Know your cat’s weight. We (Carolina Cats in Columbia, SC) have used Advantage since it first came out. Used on 1000’s of cats, only two or three mild skin reactions in all that time. Have long used the 55-lb+ dog size and divided it up, to save money. CAUTIONS: The various Bayer products have similar names but different ingredients. Advantix IS FOR DOGS ONLY. Advantage regular IS BEING DISCONTINUED according to Bayer (I called them to ask last week and they confirmed this). Advantage II is the replacement product, apparently and IT IS NOT THE SAME AS THE ORIGINAL ADVANTAGE – IT CONTAINS A NEW INGREDIENT THAT KILLS THE EGGS AND LARVA. We, however, are wary of using something new when we feel we don’t really need it – Advantage has worked perfectly for us for all these years – why do we need an additional ingredient now? Perhaps those of you whose cats go outside might need it, but be cautious. ALSO NOTE: Advantage Multi IS NOT THE SAME AS ADVANTAGE OR ADVANTAGE II – it contains moxidectin (
for heartworms/earmites) and is more difficult to divide up; adverse reactions might be higher with moxidectin, but useful if you have a cat with earmites and cannot easily treat them with standard treatments. We stick to plain Advantage most of the time – our premise is that the less you have to put on them, the better, but it is not feasible to simply bathe and comb as many as we have to deal with.

May 30, 2011
Check expiry dates on all treatments
by: Ruth

Whichever product used for cats it’s vitally important to check the expiry date because cats have died through people using out of date treatments for fleas and for worms.
Cats have also died through people using dog treatments on their cats.
It would be rare for medication from a vet to be out of date but it can happen, also if buying any medication at all on-line ensure it hasn’t been relabelled and the expiry date hidden.

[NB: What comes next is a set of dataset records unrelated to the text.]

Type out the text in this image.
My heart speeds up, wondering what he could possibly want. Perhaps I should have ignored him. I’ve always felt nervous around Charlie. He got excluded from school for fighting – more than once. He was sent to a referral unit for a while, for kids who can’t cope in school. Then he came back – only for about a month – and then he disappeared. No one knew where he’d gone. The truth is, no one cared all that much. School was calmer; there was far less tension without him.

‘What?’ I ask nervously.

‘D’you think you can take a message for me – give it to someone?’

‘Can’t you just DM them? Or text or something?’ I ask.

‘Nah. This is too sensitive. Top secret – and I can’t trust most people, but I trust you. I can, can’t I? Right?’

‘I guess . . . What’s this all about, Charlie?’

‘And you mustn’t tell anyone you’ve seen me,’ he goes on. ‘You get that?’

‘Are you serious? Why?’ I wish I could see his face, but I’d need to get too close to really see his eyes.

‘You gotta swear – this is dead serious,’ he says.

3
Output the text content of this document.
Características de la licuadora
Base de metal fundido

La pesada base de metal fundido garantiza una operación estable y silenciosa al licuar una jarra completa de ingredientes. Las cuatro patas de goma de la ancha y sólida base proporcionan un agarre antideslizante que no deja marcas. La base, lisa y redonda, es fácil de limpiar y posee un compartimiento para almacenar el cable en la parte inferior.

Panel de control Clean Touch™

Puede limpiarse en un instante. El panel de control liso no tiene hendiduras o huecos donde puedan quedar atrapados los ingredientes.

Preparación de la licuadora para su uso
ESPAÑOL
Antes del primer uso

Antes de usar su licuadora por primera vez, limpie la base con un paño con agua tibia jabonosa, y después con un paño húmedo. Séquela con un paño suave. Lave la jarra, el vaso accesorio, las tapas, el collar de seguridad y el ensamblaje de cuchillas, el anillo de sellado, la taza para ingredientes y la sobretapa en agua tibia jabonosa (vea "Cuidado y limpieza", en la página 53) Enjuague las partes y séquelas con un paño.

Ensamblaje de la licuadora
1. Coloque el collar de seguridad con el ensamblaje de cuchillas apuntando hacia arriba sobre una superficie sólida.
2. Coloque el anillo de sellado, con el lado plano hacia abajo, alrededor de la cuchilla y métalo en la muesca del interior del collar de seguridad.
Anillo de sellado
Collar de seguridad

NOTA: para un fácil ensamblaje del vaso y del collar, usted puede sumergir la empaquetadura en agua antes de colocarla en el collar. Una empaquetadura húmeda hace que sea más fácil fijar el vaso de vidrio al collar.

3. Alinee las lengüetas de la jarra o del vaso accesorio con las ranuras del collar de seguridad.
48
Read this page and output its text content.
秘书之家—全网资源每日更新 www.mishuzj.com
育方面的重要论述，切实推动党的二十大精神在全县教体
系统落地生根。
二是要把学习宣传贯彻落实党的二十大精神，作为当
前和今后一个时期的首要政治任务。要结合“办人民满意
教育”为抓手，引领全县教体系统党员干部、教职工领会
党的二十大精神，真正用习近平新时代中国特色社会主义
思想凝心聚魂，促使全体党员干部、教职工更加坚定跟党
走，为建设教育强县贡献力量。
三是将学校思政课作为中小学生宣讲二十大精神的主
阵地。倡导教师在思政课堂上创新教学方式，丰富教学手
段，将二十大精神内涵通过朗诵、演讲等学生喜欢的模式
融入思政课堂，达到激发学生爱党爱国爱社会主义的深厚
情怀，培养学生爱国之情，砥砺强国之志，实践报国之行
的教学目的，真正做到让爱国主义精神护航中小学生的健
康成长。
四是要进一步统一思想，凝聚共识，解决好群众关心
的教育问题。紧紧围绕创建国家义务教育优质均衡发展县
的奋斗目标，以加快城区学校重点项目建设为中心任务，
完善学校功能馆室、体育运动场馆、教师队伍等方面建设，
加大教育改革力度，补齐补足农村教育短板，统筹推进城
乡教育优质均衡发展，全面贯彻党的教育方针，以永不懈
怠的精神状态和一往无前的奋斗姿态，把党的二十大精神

Kattaddorra signature Ruth

May 30, 2011
Where to apply
by: Kathy N.

it’s the same formula if you use the original formula Advantage; NOT advantix…and, of corse, much much less. Use a little syringe with cc’s or ml’s and, for small cats, .4; for 10#’s and up, approx .6 – the newer products are not interchangable and all topicals are placed high on the shoulders, between and in such a way that the cat (or dog) cannot lick it off. This has always been the way suggested for application of topical flea and tic meds.

May 30, 2011
by: Marr

This stuff is poison & is being applied right into the spine, at the base of the skull! Steep lemon in water & douse on ur animal’s coat & let dry. Great natural remedy for fleas. Get rid of all carpet & grass–havens for fleas. Sprinkle nutritional yeast on their food. Fleas dont like the smell of that coming out their pours. It has a cheesy type flavor & adds B vitamins in a natural, safe way. Put lavender sachets in bedding. (I use Traders Joe’s dryer sachets).

May 30, 2011
by: Michael

Thanks Elisa. I treat flea treatments with caution. Once many years ago, when I wasn’t so well educated about cats, I tried a flea spray. My little girl cat licked it off as she would – a cat is bound to lick of this stuff as it is foreign material on the coat – and she started to foam at the mouth! Horror. I took her to the vet and she was OK but it looked bad.

I think the best way is to keep the home as clean as possible, carpet clean, flea comb our cat regularly (once per day) and if the flea is persistent to use the flea drop on the back of the neck. In other words to minimize chemicals.

But in a multi-cat household a more vigorous approach is probably necessary as you suggest.

Diatomaceous earth is something I have not tried but the good thing about it is that it is completely safe. It works by cutting the exoskeleton (external skeleton) of the flea. The microscopic granules are sharp but safe to eat as you say. It is used on farms where it is fed to livestock by adding it to their food to kill internal parasites in the gut.

Apparently a good number of people don’t read the instructions and hurt or even kill their cat using flea treatments (see related link that I added). People also use dog flea treatments on cats which poisons the cat – this is an absolute NO as you say.

This visitor was poisoning her cats as far as I could tell on the evidence presented.